In Ucraina tutte e tre queste tendenze si accavallano. La rivoluzione di piazza Maidan è avvenuta perché il Governo è stato indotto dalla Russia, che vuole mantenere l'Ucraina nella sua sfera di influenza, a non sottoscrivere un accordo commerciale con l'Unione Europea, un accordo a cui tanti ucraini interessati soprattutto ad accrescere la prosperità della popolazione guardavano con favore. Questa spaccatura ha innescato anche le spinte di secessione da parte delle regioni orientali del Paese, dove la maggioranza della gente parla russo e guarda alla Russia.

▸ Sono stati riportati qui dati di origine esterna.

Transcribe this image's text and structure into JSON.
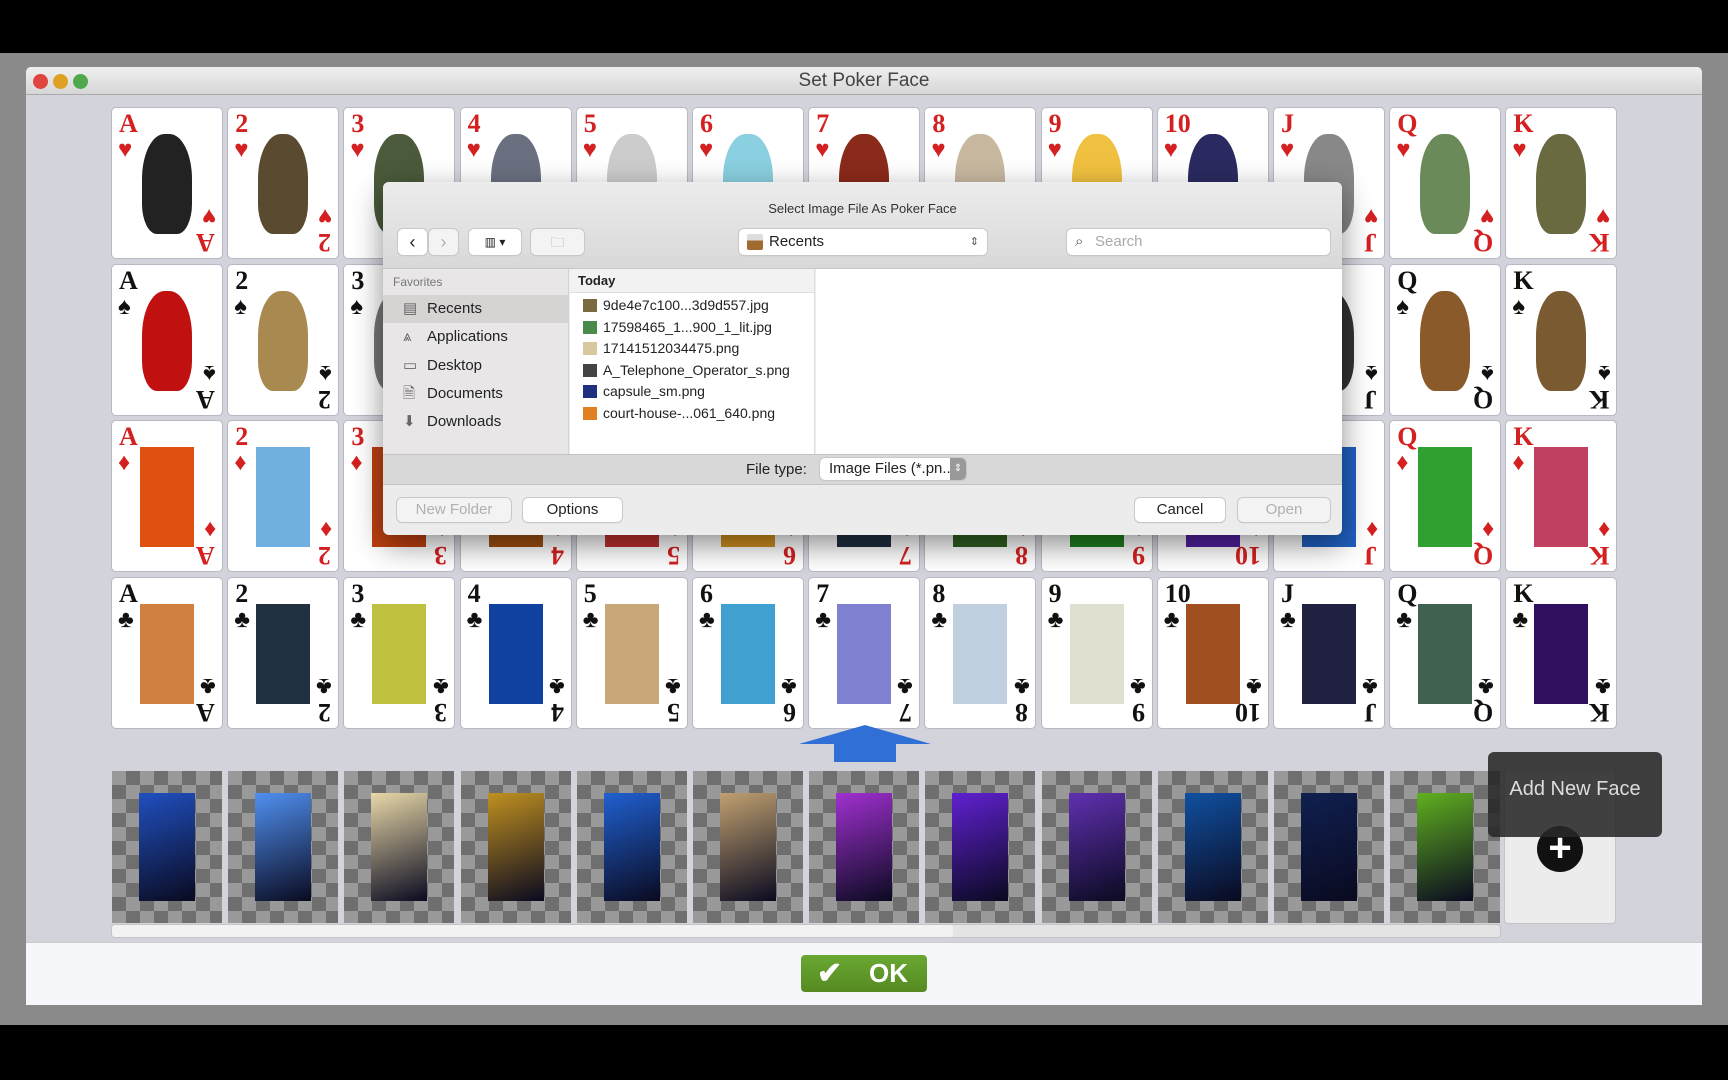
{
  "window": {
    "title": "Set Poker Face",
    "lights": [
      "#e0443e",
      "#dea123",
      "#4fa94a"
    ]
  },
  "ranks": [
    "A",
    "2",
    "3",
    "4",
    "5",
    "6",
    "7",
    "8",
    "9",
    "10",
    "J",
    "Q",
    "K"
  ],
  "suits": [
    {
      "name": "hearts",
      "glyph": "♥",
      "color": "#d42020"
    },
    {
      "name": "spades",
      "glyph": "♠",
      "color": "#111111"
    },
    {
      "name": "diamonds",
      "glyph": "♦",
      "color": "#d42020"
    },
    {
      "name": "clubs",
      "glyph": "♣",
      "color": "#111111"
    }
  ],
  "card_art_colors": [
    [
      "#222222",
      "#5a4a30",
      "#4a5a3a",
      "#6a7080",
      "#cccccc",
      "#8ad0e0",
      "#8a2a1a",
      "#c8b8a0",
      "#f0c040",
      "#2a2a60",
      "#888888",
      "#6a8a5a",
      "#6a6a40"
    ],
    [
      "#c01010",
      "#a88a50",
      "#777777",
      "#777777",
      "#777777",
      "#777777",
      "#777777",
      "#777777",
      "#777777",
      "#777777",
      "#333333",
      "#8a5a2a",
      "#7a5a30"
    ],
    [
      "#e05010",
      "#70b0e0",
      "#c04010",
      "#a05010",
      "#c03030",
      "#d09020",
      "#203040",
      "#306020",
      "#208020",
      "#5020a0",
      "#2060c0",
      "#30a030",
      "#c04060"
    ],
    [
      "#d08040",
      "#203040",
      "#c0c040",
      "#1040a0",
      "#c8a878",
      "#40a0d0",
      "#8080d0",
      "#c0d0e0",
      "#e0e0d0",
      "#a05020",
      "#202040",
      "#406050",
      "#301060"
    ]
  ],
  "arrow": {
    "color": "#2f6fd6"
  },
  "face_strip": {
    "tiles": [
      "#2050c0",
      "#5090f0",
      "#e8d8a8",
      "#c09020",
      "#2060d0",
      "#c0a070",
      "#a030d0",
      "#6020d0",
      "#6030b0",
      "#1050a0",
      "#102050",
      "#60b020"
    ],
    "add_tooltip": "Add New Face",
    "add_icon": "plus-circle-icon"
  },
  "ok_button": {
    "label": "OK",
    "color": "#5f9a2a"
  },
  "dialog": {
    "title": "Select Image File As Poker Face",
    "location": "Recents",
    "search_placeholder": "Search",
    "sidebar_heading": "Favorites",
    "sidebar": [
      {
        "label": "Recents",
        "icon": "recents-icon",
        "selected": true
      },
      {
        "label": "Applications",
        "icon": "applications-icon"
      },
      {
        "label": "Desktop",
        "icon": "desktop-icon"
      },
      {
        "label": "Documents",
        "icon": "documents-icon"
      },
      {
        "label": "Downloads",
        "icon": "downloads-icon"
      }
    ],
    "group": "Today",
    "files": [
      {
        "name": "9de4e7c100...3d9d557.jpg",
        "thumb": "#7a6a40"
      },
      {
        "name": "17598465_1...900_1_lit.jpg",
        "thumb": "#4a8a4a"
      },
      {
        "name": "17141512034475.png",
        "thumb": "#d8c8a0"
      },
      {
        "name": "A_Telephone_Operator_s.png",
        "thumb": "#444444"
      },
      {
        "name": "capsule_sm.png",
        "thumb": "#203080"
      },
      {
        "name": "court-house-...061_640.png",
        "thumb": "#e08020"
      }
    ],
    "file_type_label": "File type:",
    "file_type_value": "Image Files (*.pn...",
    "new_folder": "New Folder",
    "options": "Options",
    "cancel": "Cancel",
    "open": "Open"
  }
}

Che fare, quindi? Il mondo sta scoprendo che gli Stati Uniti ormai ci pensano dieci volte prima di intervenire all'estero. Per una serie di ragioni concomitanti: la fine della minaccia alla propria stessa esistenza rappresentata dall'Unione Sovietica, il fatto di aver investito troppe vite umane e 2.000 miliardi di dollari in Iraq e in Afghanistan ricavandone molto poco in termini di impatto duraturo, la crescente indipendenza energetica dell'America, la capacità dei nostri servizi segreti di impedire un altro 11 settembre e la presa di coscienza che risolvere i problemi dei Paesi più tormentati del mondo del disordine spesso è un'impresa che va al di là delle capacità, delle risorse e della pazienza di cui disponiamo.
Nel mondo della Guerra Fredda era semplice decidere le politiche da adottare.

C'era la politica del «contenimento », che ci diceva cosa dovevamo fare e che dovevamo farlo quasi a qualsiasi prezzo. Oggi chi contesta Obama dice che dovrebbe fare «qualcosa» sulla Siria. Lo capisco. Il caos che regna laggiù potrebbe finire per far sentire i suoi effetti nefasti anche da noi.

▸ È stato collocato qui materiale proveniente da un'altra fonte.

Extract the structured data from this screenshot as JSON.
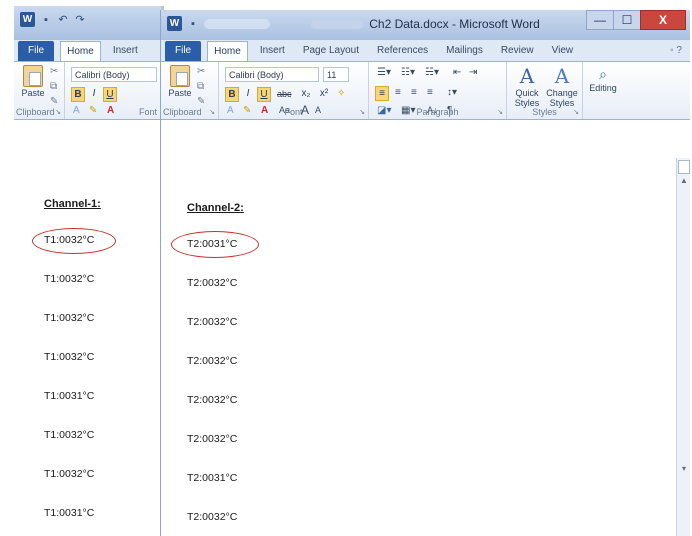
{
  "win1": {
    "app_icon": "W",
    "tabs": {
      "file": "File",
      "home": "Home",
      "insert": "Insert"
    },
    "clipboard": {
      "paste_label": "Paste",
      "group_label": "Clipboard"
    },
    "font": {
      "name": "Calibri (Body)",
      "bold": "B",
      "italic": "I",
      "underline": "U",
      "group_label": "Font"
    },
    "doc": {
      "header": "Channel-1:",
      "readings": [
        "T1:0032°C",
        "T1:0032°C",
        "T1:0032°C",
        "T1:0032°C",
        "T1:0031°C",
        "T1:0032°C",
        "T1:0032°C",
        "T1:0031°C"
      ]
    }
  },
  "win2": {
    "app_icon": "W",
    "title": "Ch2 Data.docx - Microsoft Word",
    "controls": {
      "minimize": "—",
      "maximize": "☐",
      "close": "X"
    },
    "tabs": {
      "file": "File",
      "home": "Home",
      "insert": "Insert",
      "page_layout": "Page Layout",
      "references": "References",
      "mailings": "Mailings",
      "review": "Review",
      "view": "View"
    },
    "clipboard": {
      "paste_label": "Paste",
      "group_label": "Clipboard"
    },
    "font": {
      "name": "Calibri (Body)",
      "size": "11",
      "bold": "B",
      "italic": "I",
      "underline": "U",
      "strike": "abc",
      "sub": "x₂",
      "sup": "x²",
      "grow": "A",
      "shrink": "A",
      "change_case": "Aa",
      "group_label": "Font"
    },
    "paragraph": {
      "group_label": "Paragraph",
      "sort": "A↓",
      "pilcrow": "¶"
    },
    "styles": {
      "quick": "Quick Styles",
      "change": "Change Styles",
      "group_label": "Styles"
    },
    "editing": {
      "label": "Editing"
    },
    "doc": {
      "header": "Channel-2:",
      "readings": [
        "T2:0031°C",
        "T2:0032°C",
        "T2:0032°C",
        "T2:0032°C",
        "T2:0032°C",
        "T2:0032°C",
        "T2:0031°C",
        "T2:0032°C"
      ]
    }
  },
  "colors": {
    "annotation_circle": "#c8302b",
    "file_tab": "#2a5ea8",
    "close_button": "#c9473d",
    "highlight": "#f6d676"
  }
}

Se esiste una politica in grado di risolvere la situazione siriana, o anche semplicemente di fermare le uccisioni in modo stabile e duraturo, a un costo sopportabile e che non vada a discapito di tutte le cose che dobbiamo fare qui in patria per garantire il nostro futuro, contate pure sul mio sostegno.

Ma dovremmo aver imparato qualche lezione dalle nostre ultime esperienze in Medio Oriente. Innanzitutto che ne sappiamo molto poco delle complessità sociali e politiche dei Paesi di quell'area. In secondo luogo che siamo in grado - sostenendo costi considerevoli - di impedire che in quei Paesi succedano cose brutte, ma non siamo in grado, solo con le nostre forze, di fare in modo che succedano cose belle. E in terzo luogo che quando cerchiamo di fare in modo che succedano cose belle corriamo il rischio di assumerci noi la responsabilità di risolvere i loro problemi: una responsabilità che in realtà spetta a loro.